ALDOT Inspects Bridges in Wake of Minnesota Tragedy - WSFA.com Montgomery Alabama news.

ALDOT Inspects Bridges in Wake of Minnesota Tragedy

It all happened in an instant.   The I-35 W bridge in Minneapolis crumbled to the ground, taking motorists with it to the depths of the Mississippi river.

In the aftermath of such a horrific event, Alabama residents wonder if their own roadways are safe from collapse.

Three bridges in Alabama have a "steel deck truss" style like the bridge in Minnesota.   One spans the Tallapoosa River on Highway 14 in Tallassee.  Another bridge crosses the Coosa River on Highway 22 in Chilton County, and a third was built on the Tennessee River on Highway 14 in the Shoals area.

With pressure from Governor Riley and the Federal Highway Administration, Alabama D.O.T. workers were out in full force Friday, inspecting the integrity of the bridges.  

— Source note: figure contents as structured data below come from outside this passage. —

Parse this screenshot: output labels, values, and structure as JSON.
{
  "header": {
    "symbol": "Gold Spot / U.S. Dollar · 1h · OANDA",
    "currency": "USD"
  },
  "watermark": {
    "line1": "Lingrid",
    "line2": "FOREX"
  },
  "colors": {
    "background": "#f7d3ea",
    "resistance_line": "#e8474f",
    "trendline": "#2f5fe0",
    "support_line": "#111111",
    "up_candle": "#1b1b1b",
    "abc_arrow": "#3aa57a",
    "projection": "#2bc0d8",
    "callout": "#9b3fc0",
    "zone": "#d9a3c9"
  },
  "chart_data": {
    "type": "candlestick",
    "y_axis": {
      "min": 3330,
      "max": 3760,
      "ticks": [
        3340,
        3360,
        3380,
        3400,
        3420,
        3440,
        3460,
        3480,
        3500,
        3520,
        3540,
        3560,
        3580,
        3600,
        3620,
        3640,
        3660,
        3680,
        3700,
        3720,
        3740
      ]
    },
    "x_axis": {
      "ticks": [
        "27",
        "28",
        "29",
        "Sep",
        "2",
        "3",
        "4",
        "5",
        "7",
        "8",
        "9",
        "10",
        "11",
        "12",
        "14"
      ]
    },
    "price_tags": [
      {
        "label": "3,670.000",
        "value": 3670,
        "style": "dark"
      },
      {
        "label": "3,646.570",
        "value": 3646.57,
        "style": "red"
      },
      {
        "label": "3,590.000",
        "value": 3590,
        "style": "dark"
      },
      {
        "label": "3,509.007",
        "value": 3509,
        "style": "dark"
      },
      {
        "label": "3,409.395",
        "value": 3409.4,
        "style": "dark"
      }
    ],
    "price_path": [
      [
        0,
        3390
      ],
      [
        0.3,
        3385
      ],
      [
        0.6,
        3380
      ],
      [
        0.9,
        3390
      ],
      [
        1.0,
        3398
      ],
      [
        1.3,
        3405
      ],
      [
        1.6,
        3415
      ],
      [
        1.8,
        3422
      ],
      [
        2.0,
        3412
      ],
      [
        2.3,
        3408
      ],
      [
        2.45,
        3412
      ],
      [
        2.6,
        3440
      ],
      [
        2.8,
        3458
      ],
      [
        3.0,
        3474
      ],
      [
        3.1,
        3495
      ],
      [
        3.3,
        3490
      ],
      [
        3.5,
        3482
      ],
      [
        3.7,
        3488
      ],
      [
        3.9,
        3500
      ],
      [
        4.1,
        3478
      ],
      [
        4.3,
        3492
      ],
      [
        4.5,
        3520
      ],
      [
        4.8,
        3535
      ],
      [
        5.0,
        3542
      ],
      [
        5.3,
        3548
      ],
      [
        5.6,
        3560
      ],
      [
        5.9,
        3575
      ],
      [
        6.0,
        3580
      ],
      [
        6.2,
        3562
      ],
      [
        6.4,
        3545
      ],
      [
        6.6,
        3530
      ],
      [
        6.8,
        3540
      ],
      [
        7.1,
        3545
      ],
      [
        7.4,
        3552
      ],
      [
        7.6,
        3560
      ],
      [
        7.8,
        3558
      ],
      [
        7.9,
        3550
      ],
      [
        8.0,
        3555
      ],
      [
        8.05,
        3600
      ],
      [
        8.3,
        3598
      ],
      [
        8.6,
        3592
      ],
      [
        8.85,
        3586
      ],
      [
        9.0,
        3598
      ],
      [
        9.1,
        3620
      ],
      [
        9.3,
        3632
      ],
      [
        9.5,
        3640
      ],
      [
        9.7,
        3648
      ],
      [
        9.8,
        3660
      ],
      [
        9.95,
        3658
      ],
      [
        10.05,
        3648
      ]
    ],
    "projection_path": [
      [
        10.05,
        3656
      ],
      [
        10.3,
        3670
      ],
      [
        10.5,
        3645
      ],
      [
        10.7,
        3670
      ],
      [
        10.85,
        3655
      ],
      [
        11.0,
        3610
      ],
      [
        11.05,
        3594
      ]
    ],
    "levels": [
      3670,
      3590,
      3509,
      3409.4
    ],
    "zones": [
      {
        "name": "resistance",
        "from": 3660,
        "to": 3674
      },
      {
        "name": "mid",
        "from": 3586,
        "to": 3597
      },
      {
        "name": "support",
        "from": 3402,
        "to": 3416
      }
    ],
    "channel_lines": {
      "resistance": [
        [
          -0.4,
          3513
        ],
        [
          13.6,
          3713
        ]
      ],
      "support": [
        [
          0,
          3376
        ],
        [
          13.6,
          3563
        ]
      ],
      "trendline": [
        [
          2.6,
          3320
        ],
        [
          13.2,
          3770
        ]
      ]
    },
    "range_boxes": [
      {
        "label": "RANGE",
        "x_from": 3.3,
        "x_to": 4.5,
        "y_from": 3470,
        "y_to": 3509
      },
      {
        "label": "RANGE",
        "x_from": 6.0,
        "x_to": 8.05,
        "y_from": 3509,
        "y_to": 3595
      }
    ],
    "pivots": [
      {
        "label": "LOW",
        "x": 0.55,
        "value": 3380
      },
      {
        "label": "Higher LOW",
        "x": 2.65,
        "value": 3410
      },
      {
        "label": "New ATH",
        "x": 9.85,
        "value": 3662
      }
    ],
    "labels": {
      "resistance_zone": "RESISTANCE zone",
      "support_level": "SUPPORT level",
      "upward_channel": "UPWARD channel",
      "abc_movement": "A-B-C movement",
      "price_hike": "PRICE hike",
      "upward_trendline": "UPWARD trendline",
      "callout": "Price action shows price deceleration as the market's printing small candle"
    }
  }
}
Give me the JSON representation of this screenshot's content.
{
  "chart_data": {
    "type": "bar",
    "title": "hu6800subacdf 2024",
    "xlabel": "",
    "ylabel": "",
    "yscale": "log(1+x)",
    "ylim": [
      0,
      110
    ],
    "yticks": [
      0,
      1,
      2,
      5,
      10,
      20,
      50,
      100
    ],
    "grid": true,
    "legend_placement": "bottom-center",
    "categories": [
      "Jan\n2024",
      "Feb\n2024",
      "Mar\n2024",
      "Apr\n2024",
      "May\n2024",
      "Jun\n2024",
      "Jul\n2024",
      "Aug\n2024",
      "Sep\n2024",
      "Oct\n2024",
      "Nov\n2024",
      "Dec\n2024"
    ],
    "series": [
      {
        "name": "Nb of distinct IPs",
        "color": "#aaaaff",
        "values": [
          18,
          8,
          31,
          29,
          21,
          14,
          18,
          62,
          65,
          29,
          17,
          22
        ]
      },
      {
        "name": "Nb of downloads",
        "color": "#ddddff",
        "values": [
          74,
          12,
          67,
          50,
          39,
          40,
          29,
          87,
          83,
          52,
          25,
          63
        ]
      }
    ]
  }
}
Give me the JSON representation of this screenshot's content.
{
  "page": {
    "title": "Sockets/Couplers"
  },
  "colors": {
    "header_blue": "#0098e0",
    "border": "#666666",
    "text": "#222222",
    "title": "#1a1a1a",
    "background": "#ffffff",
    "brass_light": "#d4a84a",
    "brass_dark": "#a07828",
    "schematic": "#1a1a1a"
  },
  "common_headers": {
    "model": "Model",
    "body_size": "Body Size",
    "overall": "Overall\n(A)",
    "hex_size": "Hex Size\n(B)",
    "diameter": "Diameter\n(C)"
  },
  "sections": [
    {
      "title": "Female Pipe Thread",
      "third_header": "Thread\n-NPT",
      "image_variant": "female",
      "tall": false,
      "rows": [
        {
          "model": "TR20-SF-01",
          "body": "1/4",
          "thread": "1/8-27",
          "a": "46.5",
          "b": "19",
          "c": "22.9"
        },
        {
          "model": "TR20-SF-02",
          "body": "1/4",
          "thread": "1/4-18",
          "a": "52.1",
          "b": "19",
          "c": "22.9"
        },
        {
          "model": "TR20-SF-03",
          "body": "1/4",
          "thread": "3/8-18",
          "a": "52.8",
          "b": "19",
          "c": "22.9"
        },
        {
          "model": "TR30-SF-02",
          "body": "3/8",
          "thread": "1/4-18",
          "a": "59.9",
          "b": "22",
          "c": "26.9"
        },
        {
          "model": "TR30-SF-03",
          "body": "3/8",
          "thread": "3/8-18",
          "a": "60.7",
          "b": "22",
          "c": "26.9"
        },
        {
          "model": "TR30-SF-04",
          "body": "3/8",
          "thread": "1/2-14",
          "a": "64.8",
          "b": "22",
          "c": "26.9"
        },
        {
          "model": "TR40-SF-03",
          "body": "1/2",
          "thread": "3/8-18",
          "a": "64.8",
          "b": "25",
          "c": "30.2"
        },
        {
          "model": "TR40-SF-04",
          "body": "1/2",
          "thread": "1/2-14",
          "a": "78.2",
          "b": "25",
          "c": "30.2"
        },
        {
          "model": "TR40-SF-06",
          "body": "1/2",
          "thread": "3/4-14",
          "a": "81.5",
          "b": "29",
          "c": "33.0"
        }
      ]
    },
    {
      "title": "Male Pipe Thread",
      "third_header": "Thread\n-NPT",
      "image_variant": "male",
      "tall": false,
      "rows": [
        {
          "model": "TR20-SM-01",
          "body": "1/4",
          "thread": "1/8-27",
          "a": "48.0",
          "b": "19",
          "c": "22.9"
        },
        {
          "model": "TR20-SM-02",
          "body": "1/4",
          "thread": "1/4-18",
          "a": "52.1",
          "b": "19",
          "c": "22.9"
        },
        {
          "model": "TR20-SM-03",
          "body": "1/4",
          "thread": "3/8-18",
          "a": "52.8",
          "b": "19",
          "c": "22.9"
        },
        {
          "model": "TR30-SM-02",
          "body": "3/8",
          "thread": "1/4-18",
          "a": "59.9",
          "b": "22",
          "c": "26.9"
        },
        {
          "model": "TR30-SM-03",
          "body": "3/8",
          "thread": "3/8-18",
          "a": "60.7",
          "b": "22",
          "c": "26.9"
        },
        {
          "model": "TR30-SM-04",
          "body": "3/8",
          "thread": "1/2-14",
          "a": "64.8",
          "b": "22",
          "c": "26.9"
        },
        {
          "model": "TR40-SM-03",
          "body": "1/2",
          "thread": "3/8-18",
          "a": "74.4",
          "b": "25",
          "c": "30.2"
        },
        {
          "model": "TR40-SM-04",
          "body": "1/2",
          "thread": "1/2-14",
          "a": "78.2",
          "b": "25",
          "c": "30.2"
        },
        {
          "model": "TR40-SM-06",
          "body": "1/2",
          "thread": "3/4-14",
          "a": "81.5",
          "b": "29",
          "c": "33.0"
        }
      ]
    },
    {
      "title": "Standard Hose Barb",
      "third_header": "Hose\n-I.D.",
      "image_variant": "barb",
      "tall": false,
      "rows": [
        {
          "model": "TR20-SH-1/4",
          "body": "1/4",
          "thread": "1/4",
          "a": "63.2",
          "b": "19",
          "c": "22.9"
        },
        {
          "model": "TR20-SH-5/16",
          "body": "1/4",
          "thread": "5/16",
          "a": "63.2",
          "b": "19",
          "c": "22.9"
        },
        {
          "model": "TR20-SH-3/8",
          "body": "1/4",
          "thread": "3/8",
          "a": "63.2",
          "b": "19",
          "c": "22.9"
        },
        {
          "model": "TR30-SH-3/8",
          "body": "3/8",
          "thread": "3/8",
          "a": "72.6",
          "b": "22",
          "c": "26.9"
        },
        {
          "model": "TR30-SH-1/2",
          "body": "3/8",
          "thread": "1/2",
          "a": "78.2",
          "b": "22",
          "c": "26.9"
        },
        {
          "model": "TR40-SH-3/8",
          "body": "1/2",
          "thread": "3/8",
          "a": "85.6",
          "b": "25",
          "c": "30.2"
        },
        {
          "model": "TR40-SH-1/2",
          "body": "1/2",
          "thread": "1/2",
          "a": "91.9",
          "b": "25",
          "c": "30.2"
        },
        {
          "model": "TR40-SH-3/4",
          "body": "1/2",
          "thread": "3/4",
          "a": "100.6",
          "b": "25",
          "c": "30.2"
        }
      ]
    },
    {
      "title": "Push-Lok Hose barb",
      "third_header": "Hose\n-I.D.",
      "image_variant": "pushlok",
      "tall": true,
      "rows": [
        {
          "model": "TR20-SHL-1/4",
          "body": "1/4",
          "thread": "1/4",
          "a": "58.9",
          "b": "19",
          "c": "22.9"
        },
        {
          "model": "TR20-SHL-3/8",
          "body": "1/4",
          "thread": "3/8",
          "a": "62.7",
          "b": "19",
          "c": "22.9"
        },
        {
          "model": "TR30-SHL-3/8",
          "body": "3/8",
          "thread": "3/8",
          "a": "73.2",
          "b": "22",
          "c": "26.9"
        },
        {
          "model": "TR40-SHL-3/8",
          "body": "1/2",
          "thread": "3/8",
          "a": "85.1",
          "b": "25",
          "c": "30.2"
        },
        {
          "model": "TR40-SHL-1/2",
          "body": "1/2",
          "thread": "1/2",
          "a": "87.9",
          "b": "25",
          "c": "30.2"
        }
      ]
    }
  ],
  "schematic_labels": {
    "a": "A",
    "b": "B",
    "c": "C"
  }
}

The department's spokesman says everything checked out fine for all three structures.

"Inspectors have been on all three bridges today, and every indication is that there's no problems with our bridges," ALDOT's Tony Harris explained.

Though some bridges, like the Fitzpatrick bridge in Tallassee, may be of similar construction, they see far less traffic.

The Fitzpatrick bridge only sees about 13,000 cars per day.   This is a far cry from the traffic on roadways in big cities.

"Those are smaller numbers compared to what we see with an interstate bridge [that is] eight lanes wide," Harris said.

Still, a bridge collapse on such a massive scale leaves some room for concern--especially since many bridges in the state have been around for generations.

However, ALDOT says safety on Alabama's bridges should never be a concern.

"If we have any reason to believe, any reason at all, that a bridge is unsafe, there's no question to what we would do.   We'd either take the traffic off that bridge and fix it, or we'd put weight restrictions on the bridge," Harris explained.

Harris also tells WSFA 12 News us that the term "structurally deficient," which has become sort of a buzzword in the media lately, is only used as a classification for federal funding and a way to figure out which bridges are next in line for replacement.

Harris says the term is not used as a way to condemn the bridge for destruction.